There also was strong sentiment not to pre-judge the outcome of
consideration of this proposal by the full Committee in June 2009.
In the end there was no consensus on the French proposal, and France
plans to reintroduce the proposal at the full Committee session in
June 2009.


18. (U) Comment: The U.S. has been an active participant in the
informal consultations since they commenced in February of 2008. We
have agreed in principle to UNCOPUOS work along these lines pending
the outcome of the consultations. France's attempt to push through
an agenda item for the STSC prior to completion of the informal
consultations, and prior to engagement of other UNCOPUOS Member
States which have not been a part of the informal consultations,
could serve to stiffen opposition to the new agenda item when it is
considered again in June at the full Committee session. Even though
the February 10 collision of the Iridium and Cosmos satellites
spurred several Member States to comment on the need to pursue
common operational measures to reduce such risks in space, there now
appears to be significant work to be achieved by France before June
to accommodate a number of countries who have not been involved or
engaged in the informal consultations. End Comment.


--------------------------


Symposia at the STSC


--------------------------




19. (U) This year, during the second day of the session, a
symposium organized by the International Astronautical Federation
was held on the theme "The role of Earth observation satellites in
promoting understanding of and addressing climate change concerns."
A representative from NASA's Goddard Space Flight Center
participated as a panelist in this symposium. The symposium,
moderated by Gerard Brachet of France, the former Chairman of
UNCOPUOS, consisted of two round tables. The first discussed space
systems that monitored climate change, and the second addressed the
contributions of these systems to understanding and forecasting
climate behavior. The Subcommittee agreed that the theme for the
industry symposium for the 47th session in 2009, to be organized by






OOSA, would be "Nurturing the Development of Space Technology."
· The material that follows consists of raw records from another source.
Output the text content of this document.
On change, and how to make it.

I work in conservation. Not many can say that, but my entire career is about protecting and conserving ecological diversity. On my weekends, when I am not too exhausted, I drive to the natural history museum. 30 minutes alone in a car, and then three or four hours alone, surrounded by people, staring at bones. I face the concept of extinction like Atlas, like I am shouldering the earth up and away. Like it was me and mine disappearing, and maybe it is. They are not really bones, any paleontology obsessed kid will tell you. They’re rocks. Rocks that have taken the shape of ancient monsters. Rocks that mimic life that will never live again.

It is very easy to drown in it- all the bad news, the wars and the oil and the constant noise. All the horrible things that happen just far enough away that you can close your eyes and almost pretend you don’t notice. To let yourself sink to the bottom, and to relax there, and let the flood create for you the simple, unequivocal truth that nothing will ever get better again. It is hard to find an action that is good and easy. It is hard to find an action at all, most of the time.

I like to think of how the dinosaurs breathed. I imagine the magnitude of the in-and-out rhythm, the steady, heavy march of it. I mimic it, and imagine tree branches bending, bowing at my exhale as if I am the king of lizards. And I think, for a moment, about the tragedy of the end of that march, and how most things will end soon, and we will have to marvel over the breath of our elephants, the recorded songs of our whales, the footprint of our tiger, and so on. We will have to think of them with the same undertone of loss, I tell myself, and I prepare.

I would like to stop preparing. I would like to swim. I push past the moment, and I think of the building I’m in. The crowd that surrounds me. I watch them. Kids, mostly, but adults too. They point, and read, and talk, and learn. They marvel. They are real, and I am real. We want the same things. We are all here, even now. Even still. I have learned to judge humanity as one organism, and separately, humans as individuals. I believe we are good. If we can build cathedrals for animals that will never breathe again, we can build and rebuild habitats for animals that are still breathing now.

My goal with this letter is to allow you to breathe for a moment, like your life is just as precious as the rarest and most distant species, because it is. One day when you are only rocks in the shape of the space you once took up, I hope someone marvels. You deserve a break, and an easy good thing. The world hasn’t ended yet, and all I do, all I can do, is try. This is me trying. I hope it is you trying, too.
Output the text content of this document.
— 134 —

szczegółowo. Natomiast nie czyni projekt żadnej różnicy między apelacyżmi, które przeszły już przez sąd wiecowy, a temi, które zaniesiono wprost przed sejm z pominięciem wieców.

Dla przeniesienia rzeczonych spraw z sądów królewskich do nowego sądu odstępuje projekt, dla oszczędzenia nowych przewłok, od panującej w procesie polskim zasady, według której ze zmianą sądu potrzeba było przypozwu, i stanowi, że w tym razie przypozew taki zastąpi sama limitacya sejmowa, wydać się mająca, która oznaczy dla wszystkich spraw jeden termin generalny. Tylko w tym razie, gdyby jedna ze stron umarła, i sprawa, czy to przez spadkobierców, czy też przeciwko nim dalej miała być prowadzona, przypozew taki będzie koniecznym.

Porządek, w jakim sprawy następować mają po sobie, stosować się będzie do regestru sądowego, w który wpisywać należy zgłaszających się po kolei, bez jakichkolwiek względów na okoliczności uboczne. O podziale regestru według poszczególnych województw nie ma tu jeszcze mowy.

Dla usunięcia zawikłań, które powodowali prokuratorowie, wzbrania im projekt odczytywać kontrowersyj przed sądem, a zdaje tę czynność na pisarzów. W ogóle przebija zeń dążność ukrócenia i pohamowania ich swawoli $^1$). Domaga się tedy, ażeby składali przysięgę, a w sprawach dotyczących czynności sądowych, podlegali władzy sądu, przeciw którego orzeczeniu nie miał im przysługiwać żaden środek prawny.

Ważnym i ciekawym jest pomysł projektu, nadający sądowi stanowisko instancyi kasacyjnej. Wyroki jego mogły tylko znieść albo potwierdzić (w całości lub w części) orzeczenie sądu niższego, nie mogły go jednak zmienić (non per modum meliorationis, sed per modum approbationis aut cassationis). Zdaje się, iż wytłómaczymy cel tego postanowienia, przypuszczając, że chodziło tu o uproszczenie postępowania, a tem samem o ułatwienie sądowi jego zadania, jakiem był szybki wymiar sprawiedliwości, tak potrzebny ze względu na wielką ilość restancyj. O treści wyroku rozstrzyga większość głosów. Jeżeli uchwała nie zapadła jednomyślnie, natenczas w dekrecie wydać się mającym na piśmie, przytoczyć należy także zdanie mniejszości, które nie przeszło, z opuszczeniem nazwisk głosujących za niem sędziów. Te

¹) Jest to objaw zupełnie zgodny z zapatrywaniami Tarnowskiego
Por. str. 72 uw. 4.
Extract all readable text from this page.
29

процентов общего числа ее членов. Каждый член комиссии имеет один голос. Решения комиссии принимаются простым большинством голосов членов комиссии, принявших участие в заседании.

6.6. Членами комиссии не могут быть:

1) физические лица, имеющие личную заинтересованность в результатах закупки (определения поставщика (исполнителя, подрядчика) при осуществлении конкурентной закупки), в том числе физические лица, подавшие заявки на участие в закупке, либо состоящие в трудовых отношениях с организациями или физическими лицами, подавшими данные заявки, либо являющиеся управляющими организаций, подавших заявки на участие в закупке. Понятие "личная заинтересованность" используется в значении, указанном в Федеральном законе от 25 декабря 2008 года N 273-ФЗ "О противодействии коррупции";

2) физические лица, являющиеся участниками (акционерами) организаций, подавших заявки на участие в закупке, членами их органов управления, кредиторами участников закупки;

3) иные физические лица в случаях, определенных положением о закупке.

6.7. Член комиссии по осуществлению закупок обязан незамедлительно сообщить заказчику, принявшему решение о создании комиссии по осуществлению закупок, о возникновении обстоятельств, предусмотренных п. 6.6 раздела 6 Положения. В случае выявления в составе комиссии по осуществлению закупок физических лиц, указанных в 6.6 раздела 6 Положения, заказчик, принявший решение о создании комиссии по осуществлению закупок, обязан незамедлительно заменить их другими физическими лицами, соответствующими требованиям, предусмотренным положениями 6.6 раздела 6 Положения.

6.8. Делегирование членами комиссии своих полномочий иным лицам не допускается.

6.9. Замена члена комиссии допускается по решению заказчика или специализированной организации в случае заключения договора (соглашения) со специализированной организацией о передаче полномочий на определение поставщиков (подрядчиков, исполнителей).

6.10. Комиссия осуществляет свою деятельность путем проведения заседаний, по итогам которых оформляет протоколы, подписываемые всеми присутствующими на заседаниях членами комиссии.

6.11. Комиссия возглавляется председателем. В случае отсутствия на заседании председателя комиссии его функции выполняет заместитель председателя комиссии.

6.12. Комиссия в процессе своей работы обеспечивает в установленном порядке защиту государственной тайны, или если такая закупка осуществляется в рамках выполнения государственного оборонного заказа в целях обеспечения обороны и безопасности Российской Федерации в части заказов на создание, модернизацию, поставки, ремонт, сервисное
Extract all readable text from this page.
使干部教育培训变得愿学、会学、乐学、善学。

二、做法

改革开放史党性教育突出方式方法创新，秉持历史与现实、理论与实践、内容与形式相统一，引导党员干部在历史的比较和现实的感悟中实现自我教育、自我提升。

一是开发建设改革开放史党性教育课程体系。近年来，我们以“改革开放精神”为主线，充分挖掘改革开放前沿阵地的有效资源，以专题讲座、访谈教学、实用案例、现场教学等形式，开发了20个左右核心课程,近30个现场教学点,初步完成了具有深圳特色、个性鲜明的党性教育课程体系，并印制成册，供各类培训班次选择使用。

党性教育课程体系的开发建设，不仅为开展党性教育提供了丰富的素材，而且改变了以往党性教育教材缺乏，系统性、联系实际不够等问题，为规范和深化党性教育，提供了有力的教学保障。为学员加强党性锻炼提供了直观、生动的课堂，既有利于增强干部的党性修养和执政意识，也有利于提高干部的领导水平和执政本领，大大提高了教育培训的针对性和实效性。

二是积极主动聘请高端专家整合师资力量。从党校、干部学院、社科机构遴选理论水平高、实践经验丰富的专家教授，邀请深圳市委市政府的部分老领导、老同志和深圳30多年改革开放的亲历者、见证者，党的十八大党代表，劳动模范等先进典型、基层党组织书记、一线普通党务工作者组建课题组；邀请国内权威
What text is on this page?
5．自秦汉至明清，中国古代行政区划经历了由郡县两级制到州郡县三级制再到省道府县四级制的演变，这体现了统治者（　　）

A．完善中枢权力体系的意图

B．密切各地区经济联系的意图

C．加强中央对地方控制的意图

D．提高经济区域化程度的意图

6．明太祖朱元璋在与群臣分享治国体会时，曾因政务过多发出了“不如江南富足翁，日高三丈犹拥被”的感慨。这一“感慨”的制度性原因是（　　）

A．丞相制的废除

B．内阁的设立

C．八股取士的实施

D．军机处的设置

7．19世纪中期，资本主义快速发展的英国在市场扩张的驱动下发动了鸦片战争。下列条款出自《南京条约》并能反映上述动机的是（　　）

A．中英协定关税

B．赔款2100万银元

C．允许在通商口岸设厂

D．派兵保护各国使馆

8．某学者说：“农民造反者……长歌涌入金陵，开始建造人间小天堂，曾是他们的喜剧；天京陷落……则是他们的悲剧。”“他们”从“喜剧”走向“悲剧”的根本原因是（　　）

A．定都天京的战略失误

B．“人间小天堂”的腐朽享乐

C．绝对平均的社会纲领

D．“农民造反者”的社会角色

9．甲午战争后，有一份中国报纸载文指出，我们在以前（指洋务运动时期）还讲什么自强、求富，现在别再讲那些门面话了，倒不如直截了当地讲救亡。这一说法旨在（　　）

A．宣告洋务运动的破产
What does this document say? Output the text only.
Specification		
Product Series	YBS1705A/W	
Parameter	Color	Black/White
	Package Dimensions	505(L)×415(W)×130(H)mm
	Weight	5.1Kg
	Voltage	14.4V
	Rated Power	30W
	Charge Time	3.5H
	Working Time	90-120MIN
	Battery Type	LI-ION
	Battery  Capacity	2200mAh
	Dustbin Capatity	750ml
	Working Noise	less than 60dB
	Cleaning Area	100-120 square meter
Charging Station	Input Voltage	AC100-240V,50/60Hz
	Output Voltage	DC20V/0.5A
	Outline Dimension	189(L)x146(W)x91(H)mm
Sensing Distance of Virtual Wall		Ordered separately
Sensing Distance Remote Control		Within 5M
--------------------------


Provisional Agenda for the
47th Session of STSC in 2010


--------------------------




20. (U) For its session in 2010, the STSC will consider the
following as regular agenda items: General Exchange of Views;
Space Applications and Follow-up to Unispace III; Remote Sensing of
the Earth; Space Debris; Space-system-based Disaster Management
Support; and
Recent Developments in Global Navigation Satellite Systems. Items
to be considered under multi-year work plans will include the Use of

Nuclear Power Sources in Outer Space, Near Earth Objects, and Space
Weather. One single-issue topic will be considered as well in 2010:
Examination of the physical nature and technical attributes of the
geostationary orbit and its utilization and applications, including
in the field of space communications, taking particular account of
the needs and interests of developing countries.